Die begehrte Bilanzänderung würde indes zu einer weiteren
Gewinnerhöhung führen.
Mit der Revision trägt die
Klägerin im Wesentlichen vor: Die Betriebsprüfung habe
für das Jahr 1996 zu einer Bilanzberichtigung in Höhe von
147.360 DM geführt. Da das vorhandene
Sonderabschreibungsvolumen im Jahre 1996 nicht ausgeschöpft
gewesen sei, sei eine entsprechende Bilanzänderung
möglich. Dem stehe nicht entgegen, dass das
Sonderabschreibungsvolumen in einem späteren Wirtschaftsjahr
beansprucht worden sei. Die Änderung der Wertansätze in
der Schlussbilanz 1996 führe wegen des herzustellenden
Bilanzenzusammenhangs zu einer Änderung der
Eröffnungsbilanz 1997. Das Gleiche gelte in Bezug auf die
Schlussbilanz 1997 und die Eröffnungsbilanz 1998. Damit seien
die für 1998 in Anspruch genommenen Sonderabschreibungen
mangels Abschreibungsvolumens unzulässig mit der Folge, dass
die Rückgängigmachung dieser Sonderabschreibungen
für 1998 keine Bilanzänderung, sondern eine zwingende
Berichtigung der Bilanz zum 31.12.1998 darstelle.
Die Klägerin beantragt, das FG-Urteil
aufzuheben und den Rechtsstreit zur anderweitigen Verhandlung und
Entscheidung an das FG zurückzuverweisen.

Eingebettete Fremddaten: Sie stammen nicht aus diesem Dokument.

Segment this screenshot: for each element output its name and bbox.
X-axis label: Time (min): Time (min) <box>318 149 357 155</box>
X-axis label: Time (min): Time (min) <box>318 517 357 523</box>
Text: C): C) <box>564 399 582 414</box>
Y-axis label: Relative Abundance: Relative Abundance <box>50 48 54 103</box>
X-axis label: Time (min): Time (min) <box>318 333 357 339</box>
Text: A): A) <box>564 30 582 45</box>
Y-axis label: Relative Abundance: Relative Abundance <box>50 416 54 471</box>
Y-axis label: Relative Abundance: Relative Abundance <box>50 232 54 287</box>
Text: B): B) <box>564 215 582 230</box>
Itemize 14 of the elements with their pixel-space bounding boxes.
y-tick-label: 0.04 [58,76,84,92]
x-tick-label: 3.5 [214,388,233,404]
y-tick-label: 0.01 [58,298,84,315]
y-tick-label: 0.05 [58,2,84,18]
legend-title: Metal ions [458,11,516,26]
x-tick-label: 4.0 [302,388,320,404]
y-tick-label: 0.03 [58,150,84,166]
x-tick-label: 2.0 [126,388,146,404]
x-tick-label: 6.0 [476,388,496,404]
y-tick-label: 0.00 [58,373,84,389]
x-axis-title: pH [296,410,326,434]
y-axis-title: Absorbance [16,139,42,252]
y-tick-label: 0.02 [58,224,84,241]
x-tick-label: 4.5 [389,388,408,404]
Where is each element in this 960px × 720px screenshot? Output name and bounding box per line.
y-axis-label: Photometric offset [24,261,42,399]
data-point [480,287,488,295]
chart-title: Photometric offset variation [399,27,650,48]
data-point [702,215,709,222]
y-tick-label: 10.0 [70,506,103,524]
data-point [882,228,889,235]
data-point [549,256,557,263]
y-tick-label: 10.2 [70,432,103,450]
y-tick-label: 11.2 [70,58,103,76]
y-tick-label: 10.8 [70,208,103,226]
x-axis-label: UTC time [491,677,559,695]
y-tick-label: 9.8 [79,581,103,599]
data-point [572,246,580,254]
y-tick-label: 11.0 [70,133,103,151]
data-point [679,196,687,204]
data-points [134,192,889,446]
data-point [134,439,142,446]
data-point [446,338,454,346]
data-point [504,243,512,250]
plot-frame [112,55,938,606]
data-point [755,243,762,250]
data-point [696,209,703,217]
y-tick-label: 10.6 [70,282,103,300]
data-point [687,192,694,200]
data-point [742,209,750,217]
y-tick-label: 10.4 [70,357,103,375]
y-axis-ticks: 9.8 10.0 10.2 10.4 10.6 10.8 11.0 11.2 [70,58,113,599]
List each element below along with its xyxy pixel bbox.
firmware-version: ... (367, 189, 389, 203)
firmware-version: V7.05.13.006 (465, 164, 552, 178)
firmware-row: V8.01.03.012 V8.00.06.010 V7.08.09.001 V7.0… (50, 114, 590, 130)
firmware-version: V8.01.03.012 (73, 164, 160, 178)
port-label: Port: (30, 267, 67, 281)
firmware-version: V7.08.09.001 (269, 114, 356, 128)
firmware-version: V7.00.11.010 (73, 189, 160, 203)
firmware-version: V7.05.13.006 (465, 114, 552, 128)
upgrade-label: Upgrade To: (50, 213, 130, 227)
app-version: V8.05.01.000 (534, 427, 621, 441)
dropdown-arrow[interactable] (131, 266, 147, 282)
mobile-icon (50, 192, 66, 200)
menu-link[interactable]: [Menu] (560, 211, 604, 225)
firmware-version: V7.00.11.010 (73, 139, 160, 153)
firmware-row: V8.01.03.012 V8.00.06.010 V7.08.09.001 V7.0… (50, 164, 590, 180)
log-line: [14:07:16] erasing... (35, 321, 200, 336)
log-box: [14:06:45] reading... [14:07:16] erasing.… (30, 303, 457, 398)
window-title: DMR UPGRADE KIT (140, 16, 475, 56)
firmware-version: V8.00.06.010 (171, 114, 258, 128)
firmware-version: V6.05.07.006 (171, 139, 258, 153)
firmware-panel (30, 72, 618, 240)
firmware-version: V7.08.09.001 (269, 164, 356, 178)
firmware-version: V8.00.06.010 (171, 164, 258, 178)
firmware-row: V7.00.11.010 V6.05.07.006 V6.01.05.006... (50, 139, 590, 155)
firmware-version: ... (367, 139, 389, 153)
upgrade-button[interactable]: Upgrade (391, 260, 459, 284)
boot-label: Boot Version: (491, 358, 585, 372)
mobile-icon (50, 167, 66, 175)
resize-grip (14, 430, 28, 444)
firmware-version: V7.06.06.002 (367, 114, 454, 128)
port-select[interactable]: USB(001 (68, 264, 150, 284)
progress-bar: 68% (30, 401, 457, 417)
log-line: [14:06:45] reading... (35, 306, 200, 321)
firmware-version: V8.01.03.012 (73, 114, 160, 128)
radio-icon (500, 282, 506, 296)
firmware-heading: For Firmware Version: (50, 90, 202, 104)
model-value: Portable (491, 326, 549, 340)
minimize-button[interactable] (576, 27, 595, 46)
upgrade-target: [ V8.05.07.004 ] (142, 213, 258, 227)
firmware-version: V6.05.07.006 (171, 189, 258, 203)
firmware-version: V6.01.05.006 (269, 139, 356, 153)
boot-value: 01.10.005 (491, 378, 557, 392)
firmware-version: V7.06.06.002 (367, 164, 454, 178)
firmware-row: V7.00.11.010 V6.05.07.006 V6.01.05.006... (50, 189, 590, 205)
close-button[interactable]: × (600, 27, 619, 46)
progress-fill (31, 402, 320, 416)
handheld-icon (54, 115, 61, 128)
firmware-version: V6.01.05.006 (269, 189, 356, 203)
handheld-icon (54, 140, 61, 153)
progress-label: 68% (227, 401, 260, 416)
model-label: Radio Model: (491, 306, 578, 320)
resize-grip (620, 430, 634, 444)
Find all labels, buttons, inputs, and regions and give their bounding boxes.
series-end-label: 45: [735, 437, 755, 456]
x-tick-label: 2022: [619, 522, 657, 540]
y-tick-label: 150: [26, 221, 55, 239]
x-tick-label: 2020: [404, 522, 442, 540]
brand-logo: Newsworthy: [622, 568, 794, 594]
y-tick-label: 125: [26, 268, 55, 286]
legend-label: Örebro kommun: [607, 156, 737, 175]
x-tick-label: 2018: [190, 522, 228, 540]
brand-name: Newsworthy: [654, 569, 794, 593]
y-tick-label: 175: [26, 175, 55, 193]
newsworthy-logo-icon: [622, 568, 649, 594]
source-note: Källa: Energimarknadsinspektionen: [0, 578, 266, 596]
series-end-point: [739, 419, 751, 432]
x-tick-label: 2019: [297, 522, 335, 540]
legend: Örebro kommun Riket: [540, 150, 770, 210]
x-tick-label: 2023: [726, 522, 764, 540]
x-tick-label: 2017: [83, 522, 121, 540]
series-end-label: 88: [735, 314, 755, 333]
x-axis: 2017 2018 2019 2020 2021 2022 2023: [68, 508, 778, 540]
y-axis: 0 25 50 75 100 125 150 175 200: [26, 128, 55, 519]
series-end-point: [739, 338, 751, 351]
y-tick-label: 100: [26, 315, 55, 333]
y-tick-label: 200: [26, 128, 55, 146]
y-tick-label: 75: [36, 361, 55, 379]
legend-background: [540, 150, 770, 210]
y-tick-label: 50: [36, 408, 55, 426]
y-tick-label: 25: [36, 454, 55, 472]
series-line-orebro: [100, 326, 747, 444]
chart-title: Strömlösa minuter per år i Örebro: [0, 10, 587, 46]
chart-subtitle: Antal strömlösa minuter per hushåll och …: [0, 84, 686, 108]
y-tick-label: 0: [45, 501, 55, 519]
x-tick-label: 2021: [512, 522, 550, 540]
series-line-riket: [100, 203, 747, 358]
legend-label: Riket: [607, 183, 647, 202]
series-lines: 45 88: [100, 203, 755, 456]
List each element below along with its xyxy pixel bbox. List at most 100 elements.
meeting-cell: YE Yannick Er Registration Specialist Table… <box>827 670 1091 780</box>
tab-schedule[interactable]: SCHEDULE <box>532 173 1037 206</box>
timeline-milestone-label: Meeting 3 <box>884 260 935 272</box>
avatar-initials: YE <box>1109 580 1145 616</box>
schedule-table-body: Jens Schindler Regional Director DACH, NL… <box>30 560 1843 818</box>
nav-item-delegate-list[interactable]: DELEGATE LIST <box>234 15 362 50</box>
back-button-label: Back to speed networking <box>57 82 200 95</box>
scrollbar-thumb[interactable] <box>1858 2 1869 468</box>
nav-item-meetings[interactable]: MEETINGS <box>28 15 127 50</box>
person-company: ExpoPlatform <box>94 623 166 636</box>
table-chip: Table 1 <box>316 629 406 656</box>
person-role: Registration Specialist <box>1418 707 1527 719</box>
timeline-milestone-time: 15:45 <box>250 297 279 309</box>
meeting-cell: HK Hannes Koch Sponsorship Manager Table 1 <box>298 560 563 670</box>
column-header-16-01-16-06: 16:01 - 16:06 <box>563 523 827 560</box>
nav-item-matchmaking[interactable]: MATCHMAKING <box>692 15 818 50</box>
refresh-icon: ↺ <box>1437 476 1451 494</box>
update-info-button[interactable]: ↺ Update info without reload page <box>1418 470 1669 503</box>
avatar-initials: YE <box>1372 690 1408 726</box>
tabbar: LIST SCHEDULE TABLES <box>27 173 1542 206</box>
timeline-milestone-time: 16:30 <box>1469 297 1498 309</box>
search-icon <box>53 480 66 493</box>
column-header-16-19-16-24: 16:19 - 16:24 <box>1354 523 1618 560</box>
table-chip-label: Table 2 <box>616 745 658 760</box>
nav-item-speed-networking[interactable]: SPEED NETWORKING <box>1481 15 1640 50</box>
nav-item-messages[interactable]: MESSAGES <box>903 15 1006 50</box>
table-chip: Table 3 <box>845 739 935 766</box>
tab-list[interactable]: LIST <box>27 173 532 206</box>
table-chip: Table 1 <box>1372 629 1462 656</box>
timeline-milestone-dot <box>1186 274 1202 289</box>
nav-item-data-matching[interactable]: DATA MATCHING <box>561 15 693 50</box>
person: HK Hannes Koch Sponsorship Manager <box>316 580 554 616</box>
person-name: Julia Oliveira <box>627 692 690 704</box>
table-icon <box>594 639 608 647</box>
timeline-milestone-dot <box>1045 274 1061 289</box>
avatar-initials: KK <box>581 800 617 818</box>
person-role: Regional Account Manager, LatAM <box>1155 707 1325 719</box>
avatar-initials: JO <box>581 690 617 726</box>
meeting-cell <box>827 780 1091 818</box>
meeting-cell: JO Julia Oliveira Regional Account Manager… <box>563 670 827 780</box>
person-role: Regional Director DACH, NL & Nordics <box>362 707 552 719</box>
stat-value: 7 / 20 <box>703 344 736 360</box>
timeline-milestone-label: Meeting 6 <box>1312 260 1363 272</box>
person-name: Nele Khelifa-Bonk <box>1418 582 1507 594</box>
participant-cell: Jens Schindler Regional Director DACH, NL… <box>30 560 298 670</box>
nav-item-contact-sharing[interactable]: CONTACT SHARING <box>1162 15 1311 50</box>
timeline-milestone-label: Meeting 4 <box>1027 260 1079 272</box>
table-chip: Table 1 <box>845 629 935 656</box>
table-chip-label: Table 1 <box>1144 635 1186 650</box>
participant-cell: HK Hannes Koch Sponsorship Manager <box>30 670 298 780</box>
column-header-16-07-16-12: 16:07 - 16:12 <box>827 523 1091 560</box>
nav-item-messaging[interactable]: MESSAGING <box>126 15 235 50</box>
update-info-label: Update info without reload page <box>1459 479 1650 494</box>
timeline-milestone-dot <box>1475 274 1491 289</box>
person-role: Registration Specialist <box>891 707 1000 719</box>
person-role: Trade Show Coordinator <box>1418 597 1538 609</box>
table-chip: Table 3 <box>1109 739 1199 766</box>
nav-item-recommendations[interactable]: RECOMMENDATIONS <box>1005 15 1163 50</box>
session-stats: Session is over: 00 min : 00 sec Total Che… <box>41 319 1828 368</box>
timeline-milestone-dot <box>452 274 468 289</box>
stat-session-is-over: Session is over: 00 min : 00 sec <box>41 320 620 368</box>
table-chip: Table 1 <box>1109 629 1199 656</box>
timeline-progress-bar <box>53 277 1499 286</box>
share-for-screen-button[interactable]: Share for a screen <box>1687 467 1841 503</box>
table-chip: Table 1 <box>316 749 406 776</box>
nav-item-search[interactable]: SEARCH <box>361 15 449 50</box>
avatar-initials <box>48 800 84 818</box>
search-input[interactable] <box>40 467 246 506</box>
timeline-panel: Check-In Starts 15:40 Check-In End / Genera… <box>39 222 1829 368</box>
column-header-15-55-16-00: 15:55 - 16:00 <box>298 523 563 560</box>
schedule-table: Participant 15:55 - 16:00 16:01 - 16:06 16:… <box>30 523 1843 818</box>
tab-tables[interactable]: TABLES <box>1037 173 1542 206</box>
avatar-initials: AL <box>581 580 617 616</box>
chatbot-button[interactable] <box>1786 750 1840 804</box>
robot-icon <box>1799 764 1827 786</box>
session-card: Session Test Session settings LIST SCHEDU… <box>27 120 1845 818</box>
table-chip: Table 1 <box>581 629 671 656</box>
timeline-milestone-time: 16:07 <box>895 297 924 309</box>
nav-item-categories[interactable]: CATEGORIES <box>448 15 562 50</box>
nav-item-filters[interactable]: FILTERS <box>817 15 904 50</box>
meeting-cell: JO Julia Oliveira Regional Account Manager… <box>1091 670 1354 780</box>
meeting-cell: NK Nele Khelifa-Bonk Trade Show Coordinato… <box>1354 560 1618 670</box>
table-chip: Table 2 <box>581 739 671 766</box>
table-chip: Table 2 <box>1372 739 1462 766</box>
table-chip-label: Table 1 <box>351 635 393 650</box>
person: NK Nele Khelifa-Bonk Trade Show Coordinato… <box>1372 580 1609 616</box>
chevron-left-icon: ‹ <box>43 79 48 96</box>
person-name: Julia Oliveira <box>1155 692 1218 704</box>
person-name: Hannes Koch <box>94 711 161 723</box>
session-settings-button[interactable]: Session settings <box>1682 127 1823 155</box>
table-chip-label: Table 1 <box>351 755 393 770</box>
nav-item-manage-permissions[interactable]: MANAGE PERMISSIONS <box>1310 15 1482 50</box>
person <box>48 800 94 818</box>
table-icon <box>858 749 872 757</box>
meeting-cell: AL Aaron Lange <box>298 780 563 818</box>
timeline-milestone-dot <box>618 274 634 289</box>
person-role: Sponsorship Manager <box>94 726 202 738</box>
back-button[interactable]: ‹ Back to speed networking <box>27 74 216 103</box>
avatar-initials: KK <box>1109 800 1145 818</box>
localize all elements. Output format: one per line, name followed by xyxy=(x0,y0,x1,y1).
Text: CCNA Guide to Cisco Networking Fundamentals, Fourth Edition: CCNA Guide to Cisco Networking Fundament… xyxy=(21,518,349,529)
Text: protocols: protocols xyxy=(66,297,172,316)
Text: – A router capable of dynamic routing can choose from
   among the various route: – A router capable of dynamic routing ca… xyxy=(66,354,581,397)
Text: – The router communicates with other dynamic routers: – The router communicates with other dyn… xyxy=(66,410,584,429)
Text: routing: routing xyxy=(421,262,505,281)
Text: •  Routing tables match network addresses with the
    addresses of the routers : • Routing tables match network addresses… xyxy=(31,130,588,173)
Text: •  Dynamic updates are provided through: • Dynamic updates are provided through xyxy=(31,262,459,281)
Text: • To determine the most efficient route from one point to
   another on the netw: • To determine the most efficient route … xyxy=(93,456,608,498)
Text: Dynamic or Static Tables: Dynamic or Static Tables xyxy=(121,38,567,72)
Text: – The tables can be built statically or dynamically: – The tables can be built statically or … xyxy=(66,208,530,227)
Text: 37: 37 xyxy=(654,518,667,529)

Das FA beantragt, die Revision
zurückzuweisen.
II. Die Revision ist begründet. Sie
führt zur Aufhebung des FG-Urteils und zur
Zurückverweisung der Sache an das FG zur anderweitigen
Verhandlung und Entscheidung nach § 126 Abs. 3 Satz 1 Nr. 2
der Finanzgerichtsordnung (FGO).
Entgegen der Rechtsauffassung des FG sind,
sofern die Voraussetzungen für die Inanspruchnahme der
Sonderabschreibungen nach dem FördG gegeben sind, entsprechend
dem Antrag der Klägerin die von ihr im Jahre 1998 abgesetzten
Sonderabschreibungen auf verschiedene Wirtschaftsgüter im Wege
der Bilanzänderung in den Bilanzen zum 31.12.1996 bzw. 1997 zu
berücksichtigen. Entsprechendes gilt für die Absetzung
der Sonderabschreibungen des Jahres 1997 in der Bilanz zum
31.12.1996. Die dem Grunde nach zulässigen
Bilanzänderungen führen aufgrund des
Bilanzenzusammenhangs zu entsprechenden Berichtigungen der Bilanzen
der Folgejahre.
1. Nach § 4 Abs. 2 Satz 1 EStG darf der
Steuerpflichtige die Bilanz auch nach ihrer Einreichung beim FA
ändern, soweit sie den Grundsätzen
ordnungsmäßiger Buchführung unter Befolgung der
Vorschriften des EStG nicht entspricht (sog.
Bilanzberichtigung).
Das FA hat die Sonderabschreibungen auf den
Betriebshof gemindert und die Bilanzen für 1996 und 1997
entsprechend berichtigt. Die Klägerin hat diese Werte
übernommen. Damit hat sie eine Bilanzberichtigung i.S. von
§ 4 Abs. 2 Satz 1 EStG, d.h. die Korrektur eines unrichtigen
Bilanzansatzes durchgeführt (Urteil des Bundesfinanzhofs - BFH
- vom 4.11.1999 IV R 70/98, BFHE 190, 404, BStBl II 2000, 129 = SIS 00 02 30), welche die Möglichkeit einer Bilanzänderung
nach § 4 Abs. 2 Satz 2 EStG eröffnet.
2. Im Streitfall findet, da die Klägerin
von ihrem Bilanzierungswahlrecht erst nach dem 31.3.1999, dem Tag
der Verkündung des Steuerentlastungsgesetzes 1999/2000/2002
vom 24.3.1999 (BGBl I 1999, 402, BStBl I 1999, 304) Gebrauch
gemacht hat, § 4 Abs. 2 Satz 2 EStG in der Fassung des
Steuerbereinigungsgesetzes 1999 vom 22.12.1999 (BGBl I 1999, 2601,
BStBl I 2000, 13) Anwendung (§ 52 Abs. 9 EStG; BFH-Urteil vom
31.5.2007 IV R 54/05, zur amtlichen Veröffentlichung bestimmt,
BFH/NV 2007, 1973 = SIS 07 31 53). Danach ist eine Änderung
der Bilanz (nur) zulässig, wenn sie in einem engen zeitlichen
und sachlichen Zusammenhang mit einer Bilanzberichtigung nach Satz
1 des § 4 Abs. 2 EStG steht und soweit die Auswirkung der
Änderung nach Satz 1 auf den Gewinn reicht. Die Regelung
greift ein, wenn ein weder dem Grunde noch der Höhe nach
fehlerhafter und somit zulässiger Bilanzansatz durch einen
anderen, gesetzlich wahlweise ebenfalls zulässigen Ansatz
ersetzt werden soll (sog. Bilanzänderung).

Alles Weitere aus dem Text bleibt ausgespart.